A top Western democracy is failing the free speech test over Gaza

By: Rachel Marsden

BERLIN — Protesters seeking to draw attention to the plight of Palestinian civilians caught in the crossfire, as Israel continues to hammer Gaza under the pretext of targeting Hamas, gathered around the world for a day of action, including here in Germany where free speech appears to be a highly relative concept.

What’s particularly striking is the number of protesters, gathering by the hundreds for an hours-long march around the city center, who recount door-knock visits from authorities, either in the wake of their participation in one of the regular protests taking place around Germany, or after posting on social media. One young woman, a longtime human rights activist, said that she had lost count of the number of times she’s been arrested, and that she was charged with incitement for employing terms to qualify the actions of the Israeli government toward Palestinian civilians that are considered problematic within the context of Germany’s own dark history.

According to Section 130 of the country’s criminal code, it’s illegal to “insult, malign, or defame” a “national, racial, or religious group.” How, then, is someone supposed to voice opposition to a country’s foreign policy — particularly when the provision has become used to prosecute anything qualified as “antisemitism” in Germany’s endless efforts to atone for the atrocities of WWII- era Nazis?

Protesters mostly just wonder why Gaza civilians, undergoing what many of them qualify as “genocide”, should just be ignored in Germany to accommodate the fact that the country’s history has shaped its laws in such a way that criticism of the government bombing and shelling Gaza is a challenge.

Another protester, a young man in his 20s, said that he was visited by police at home as the result of a post made on social media challenging Berlin’s hoisting of the Israeli flag at city hall.

The polizei presence at the Jan. 13 rally itself even had a Gaza-style containment vibe (minus the violence), thanks to the cops. It was hard not to feel that one was doing something wrong just by being there. Within just a few minutes of the TV press arriving to document the event, an officer stormed over to even “profile” the media covering it.

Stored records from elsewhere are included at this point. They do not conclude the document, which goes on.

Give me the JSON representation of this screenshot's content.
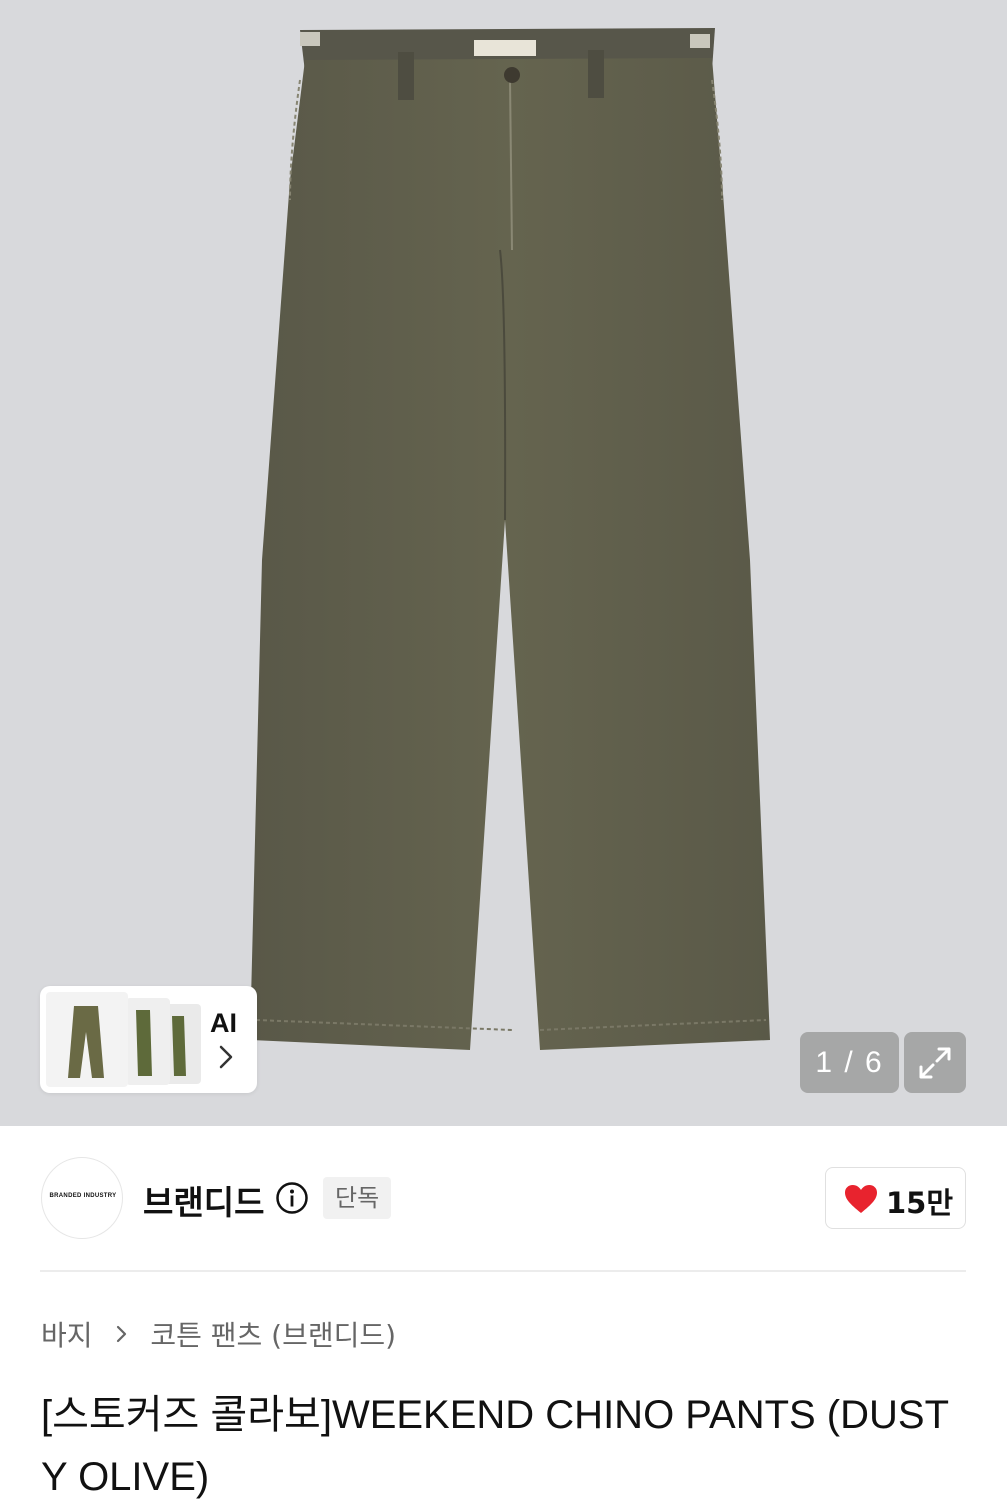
{
  "gallery": {
    "ai_label": "AI",
    "counter": "1 / 6",
    "icons": {
      "ai_chevron": "chevron-right-icon",
      "expand": "expand-icon"
    }
  },
  "brand": {
    "name": "브랜디드",
    "logo_text": "BRANDED INDUSTRY",
    "badge": "단독",
    "likes": "15만",
    "like_color": "#e8232e"
  },
  "breadcrumb": {
    "items": [
      "바지",
      "코튼 팬츠 (브랜디드)"
    ]
  },
  "product": {
    "title": "[스토커즈 콜라보]WEEKEND CHINO PANTS (DUSTY OLIVE)"
  },
  "colors": {
    "background": "#d8d9dc",
    "pants": "#5f5e4f"
  }
}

Jewish peace activists who oppose the Israeli government’s handling of the situation in the wake of Hamas’ Oct. 7, 2023, attack on an Israeli music festival adjacent to Gaza, also came out in solidarity to these events, underscoring that criticism of Israel’s policies isn’t synonymous with hatred of its citizens.

Most would consider Germany to be a modern democracy, complete with basic rights to free speech and self-expression, yet last October, Berlin banned almost all pro-Palestinian protests, with a reported 1,000 police deployed to target any signage or speeches considered “antisemitic.” In one example, they took away a sign referring to Israel as a “terrorist state.” They also confiscated one calling German Chancellor Olaf Scholz and Israeli Prime Minister Benjamin Netanyahu “deadly assassins,” according to Al Jazeera.

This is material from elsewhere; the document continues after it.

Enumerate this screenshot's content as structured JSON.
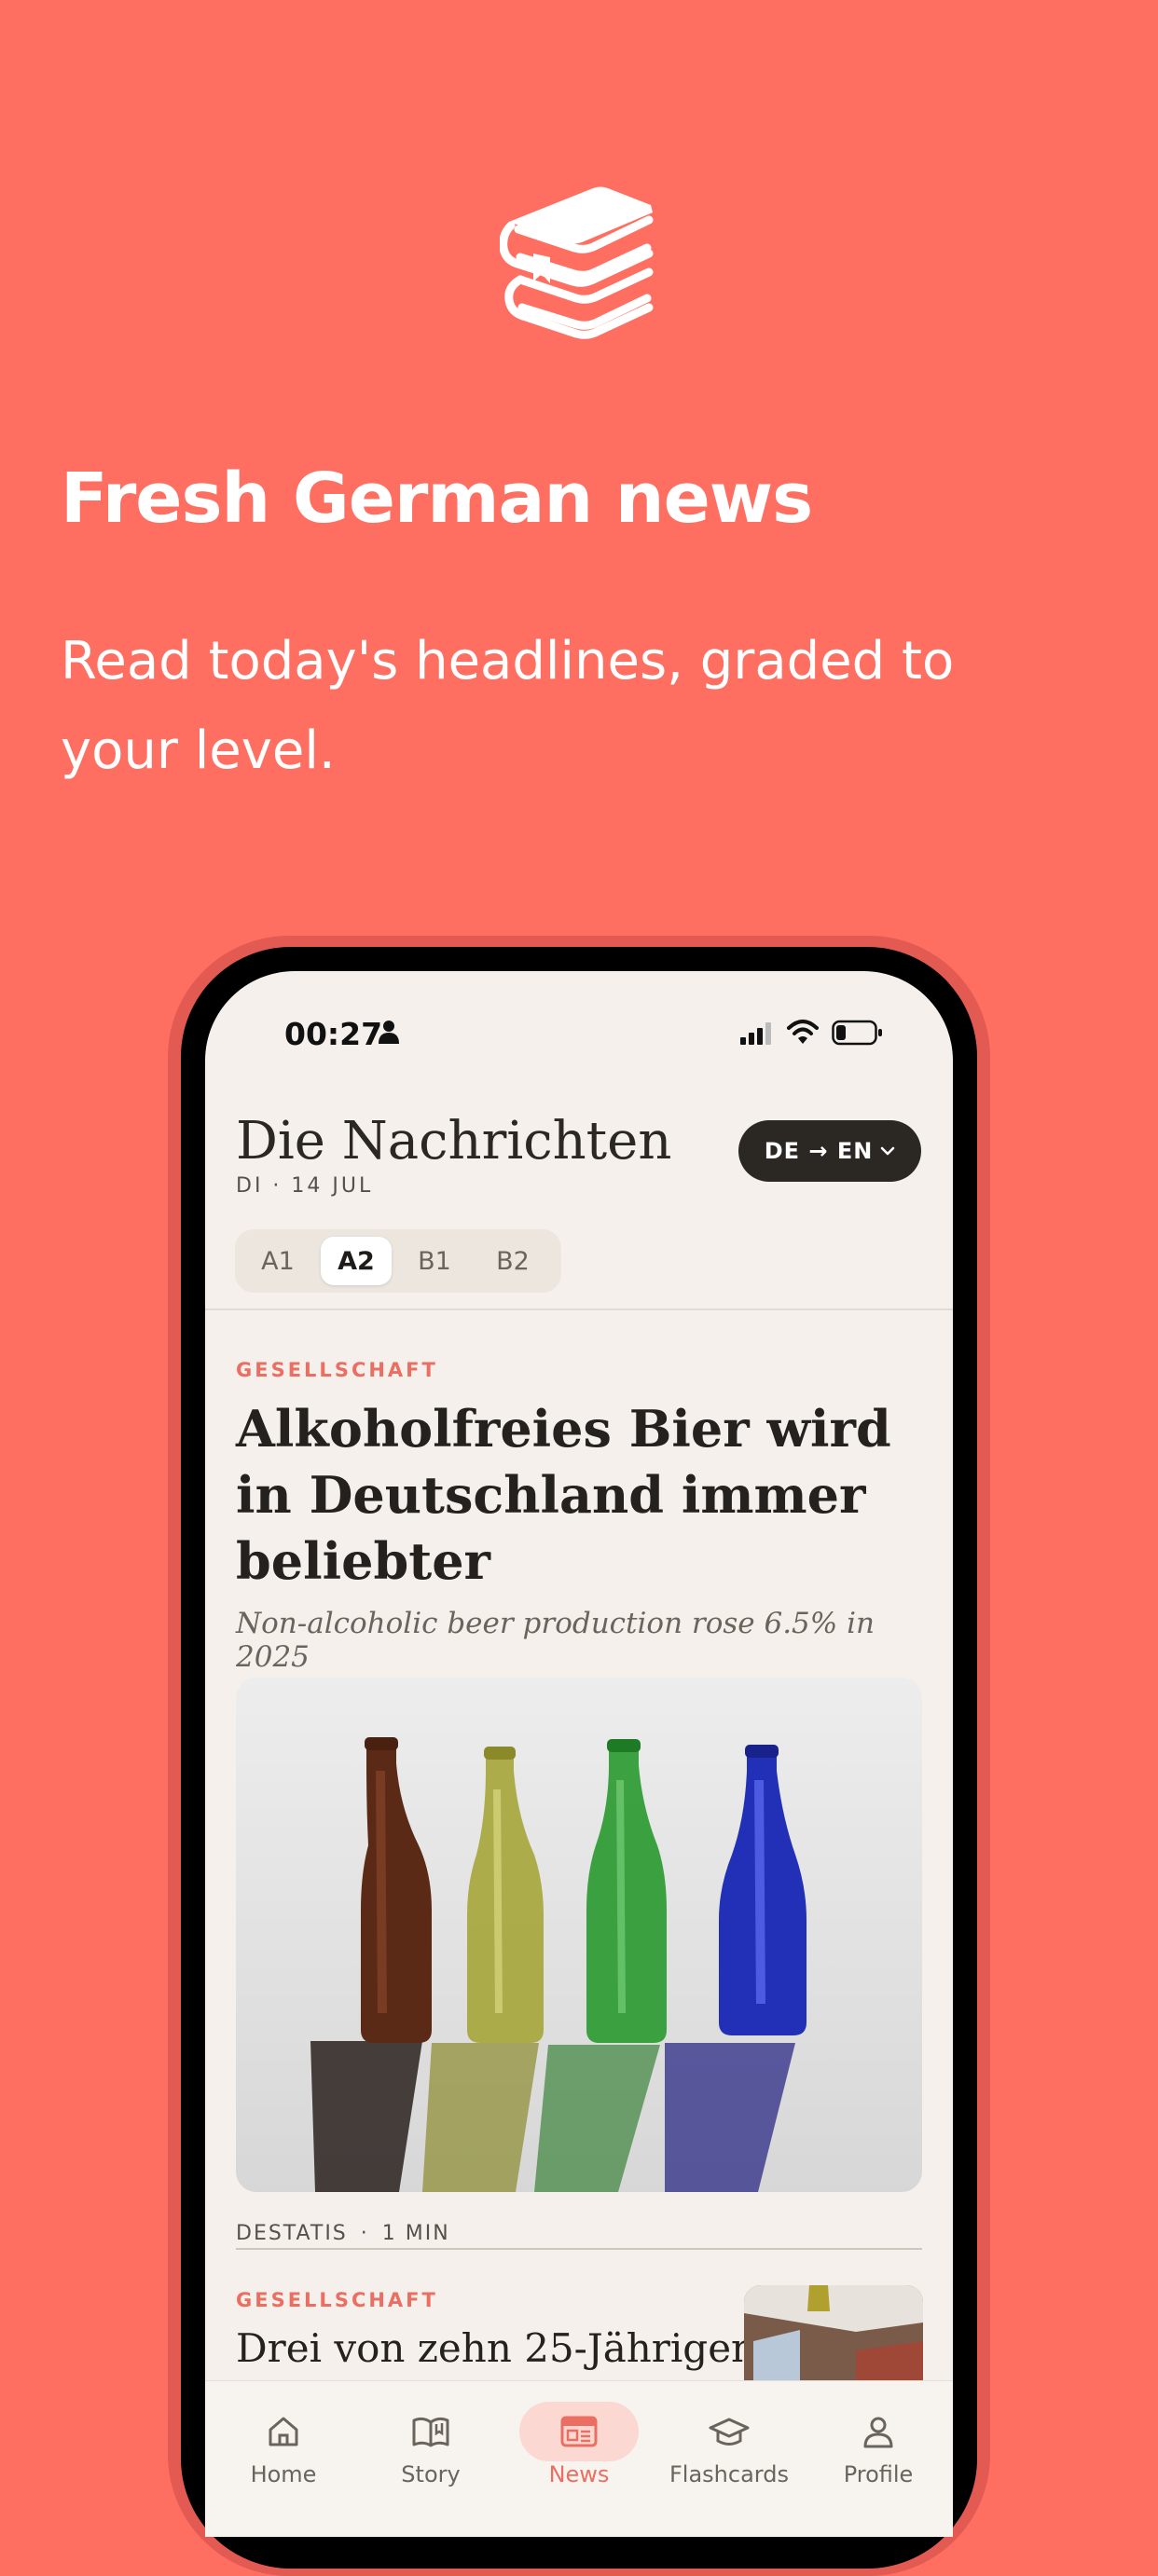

The schizophrenia is also reflected by the highest echelons of German government. In the wake of Hamas’ attacks, German Chancellor Olaf Scholz said, “Our own history, our responsibility arising from the Holocaust, makes it a perpetual task for us to stand up for the security of the state of Israel.”

But then just two months later, he was changing his tune, writing on social media that “Israel must do everything possible to better protect the civilian population of Gaza,” while also selling €323 million worth of weapons to Israel — 10 times more last year than in 2022, including tank engines, combat drones, and submarines, according to the German press agency, DPA.

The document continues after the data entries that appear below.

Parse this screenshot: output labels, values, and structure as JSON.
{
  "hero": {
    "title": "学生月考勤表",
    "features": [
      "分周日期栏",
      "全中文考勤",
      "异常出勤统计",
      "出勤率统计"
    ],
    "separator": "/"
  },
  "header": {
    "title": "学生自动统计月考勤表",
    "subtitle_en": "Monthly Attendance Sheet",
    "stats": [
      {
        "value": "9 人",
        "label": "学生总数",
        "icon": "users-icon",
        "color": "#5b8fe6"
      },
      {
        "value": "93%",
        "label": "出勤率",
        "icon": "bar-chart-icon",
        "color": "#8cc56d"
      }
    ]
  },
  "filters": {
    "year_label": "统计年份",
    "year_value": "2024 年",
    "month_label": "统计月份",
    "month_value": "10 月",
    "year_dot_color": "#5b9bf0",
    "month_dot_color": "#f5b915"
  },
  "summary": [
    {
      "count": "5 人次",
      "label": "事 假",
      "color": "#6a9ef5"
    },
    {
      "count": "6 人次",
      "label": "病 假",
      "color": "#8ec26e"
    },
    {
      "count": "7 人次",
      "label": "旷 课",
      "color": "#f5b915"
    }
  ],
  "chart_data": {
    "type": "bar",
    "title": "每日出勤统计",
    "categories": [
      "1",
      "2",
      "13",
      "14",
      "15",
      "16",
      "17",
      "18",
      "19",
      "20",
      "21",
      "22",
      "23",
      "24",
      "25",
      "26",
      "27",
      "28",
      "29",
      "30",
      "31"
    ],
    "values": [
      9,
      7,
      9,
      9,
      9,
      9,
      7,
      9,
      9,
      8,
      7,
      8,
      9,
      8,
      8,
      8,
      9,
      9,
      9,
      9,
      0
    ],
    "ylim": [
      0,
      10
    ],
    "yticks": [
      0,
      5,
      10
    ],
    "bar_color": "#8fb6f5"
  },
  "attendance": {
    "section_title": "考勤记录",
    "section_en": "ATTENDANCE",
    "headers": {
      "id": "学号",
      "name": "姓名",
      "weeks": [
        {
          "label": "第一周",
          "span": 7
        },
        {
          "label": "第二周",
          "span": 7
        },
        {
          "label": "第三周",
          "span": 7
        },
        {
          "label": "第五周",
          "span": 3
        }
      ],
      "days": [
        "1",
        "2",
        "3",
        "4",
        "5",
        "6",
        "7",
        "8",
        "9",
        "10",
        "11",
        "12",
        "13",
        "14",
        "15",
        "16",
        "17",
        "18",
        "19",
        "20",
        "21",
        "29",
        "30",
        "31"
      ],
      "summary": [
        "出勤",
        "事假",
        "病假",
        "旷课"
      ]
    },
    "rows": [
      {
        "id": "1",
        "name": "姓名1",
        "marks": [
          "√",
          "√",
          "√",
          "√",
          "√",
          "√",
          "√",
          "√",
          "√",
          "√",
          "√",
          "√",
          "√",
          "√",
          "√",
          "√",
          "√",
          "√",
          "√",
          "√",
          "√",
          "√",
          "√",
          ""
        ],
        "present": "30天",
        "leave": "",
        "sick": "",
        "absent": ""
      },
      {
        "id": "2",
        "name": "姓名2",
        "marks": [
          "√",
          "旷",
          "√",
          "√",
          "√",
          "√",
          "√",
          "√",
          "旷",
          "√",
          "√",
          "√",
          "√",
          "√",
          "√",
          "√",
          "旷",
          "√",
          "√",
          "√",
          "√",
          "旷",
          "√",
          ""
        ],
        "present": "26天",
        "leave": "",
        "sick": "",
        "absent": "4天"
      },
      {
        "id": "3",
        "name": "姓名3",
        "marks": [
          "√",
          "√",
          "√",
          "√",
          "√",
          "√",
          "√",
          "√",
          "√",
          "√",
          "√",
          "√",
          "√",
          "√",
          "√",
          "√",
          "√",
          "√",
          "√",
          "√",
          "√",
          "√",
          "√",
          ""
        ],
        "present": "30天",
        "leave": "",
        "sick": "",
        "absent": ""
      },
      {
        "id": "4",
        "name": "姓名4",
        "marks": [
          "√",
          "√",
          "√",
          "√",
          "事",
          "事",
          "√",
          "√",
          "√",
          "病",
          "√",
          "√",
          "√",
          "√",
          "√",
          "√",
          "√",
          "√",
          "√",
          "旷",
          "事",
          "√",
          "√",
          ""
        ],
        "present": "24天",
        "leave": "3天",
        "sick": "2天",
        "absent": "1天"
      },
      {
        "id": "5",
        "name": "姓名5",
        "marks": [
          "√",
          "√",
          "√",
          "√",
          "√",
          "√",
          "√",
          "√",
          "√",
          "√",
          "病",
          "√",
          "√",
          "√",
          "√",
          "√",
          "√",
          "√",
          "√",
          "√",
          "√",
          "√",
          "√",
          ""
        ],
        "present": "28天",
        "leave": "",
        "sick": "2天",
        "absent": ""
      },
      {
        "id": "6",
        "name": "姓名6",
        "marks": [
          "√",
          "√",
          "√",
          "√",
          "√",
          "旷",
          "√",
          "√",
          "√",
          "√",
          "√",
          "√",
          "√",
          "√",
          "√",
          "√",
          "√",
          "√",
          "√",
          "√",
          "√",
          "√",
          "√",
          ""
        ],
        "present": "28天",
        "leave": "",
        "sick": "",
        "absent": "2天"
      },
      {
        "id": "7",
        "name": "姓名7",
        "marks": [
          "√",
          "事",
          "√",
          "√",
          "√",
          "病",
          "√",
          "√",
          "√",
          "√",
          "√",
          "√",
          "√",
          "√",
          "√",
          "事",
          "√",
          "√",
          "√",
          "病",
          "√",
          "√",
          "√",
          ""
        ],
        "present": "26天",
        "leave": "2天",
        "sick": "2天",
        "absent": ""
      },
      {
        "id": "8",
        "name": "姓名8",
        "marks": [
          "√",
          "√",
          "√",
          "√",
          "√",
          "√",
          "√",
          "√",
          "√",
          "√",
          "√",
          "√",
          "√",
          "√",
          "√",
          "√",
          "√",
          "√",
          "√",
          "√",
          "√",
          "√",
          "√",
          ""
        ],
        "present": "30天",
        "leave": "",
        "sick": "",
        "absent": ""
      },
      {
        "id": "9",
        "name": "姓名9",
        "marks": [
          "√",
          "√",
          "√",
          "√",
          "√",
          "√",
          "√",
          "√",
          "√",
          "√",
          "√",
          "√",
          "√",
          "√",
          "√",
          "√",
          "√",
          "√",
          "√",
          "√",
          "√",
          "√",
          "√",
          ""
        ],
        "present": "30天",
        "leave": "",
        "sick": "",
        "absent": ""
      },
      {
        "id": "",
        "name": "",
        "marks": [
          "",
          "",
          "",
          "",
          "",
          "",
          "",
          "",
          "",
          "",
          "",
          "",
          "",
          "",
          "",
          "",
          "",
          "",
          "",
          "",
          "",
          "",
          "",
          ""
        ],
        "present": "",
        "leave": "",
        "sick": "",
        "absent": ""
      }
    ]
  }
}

So much for the government’s previous policy of not sending weapons to active conflict zones. And it now appears to be on a bender, authorizing the sale of missiles and fighter jets to Saudi Arabia, with which Germany had previously taken issue over the Kingdom’s human rights record in Yemen and its treatment of journalists like Washington Post columnist and dissident, Jamal Khashoggi, who was murdered in 2018 at the Saudi consulate in Istanbul.

Why the change of policy?

“Saudi Arabia has taken on a constructive position (with) regards to Israel,” the German foreign ministry said.

Meanwhile, the German press has been rife with reports of “Hamas fundraisers” being rounded up by German authorities, with Der Spiegel reporting that “Germany was possibly to become a theater of operations – a base from which to attack Jews in the middle of Europe.”

Strange how that didn’t seem to be much of a concern when the country was importing Middle Eastern migrants en masse as Germany’s Western allies were busy leveling the place. Surely it’s just a coincidence that now that a considerable segment of German society is demanding more balance and fairness in favor of Palestinians in demanding that Berlin change its approach to the Israel-Gaza conflict to align with its own stated human rights and democratic values, Hamas suddenly becomes a problem for Germany and a pretext for cops to go busting down doors in the interests of national security.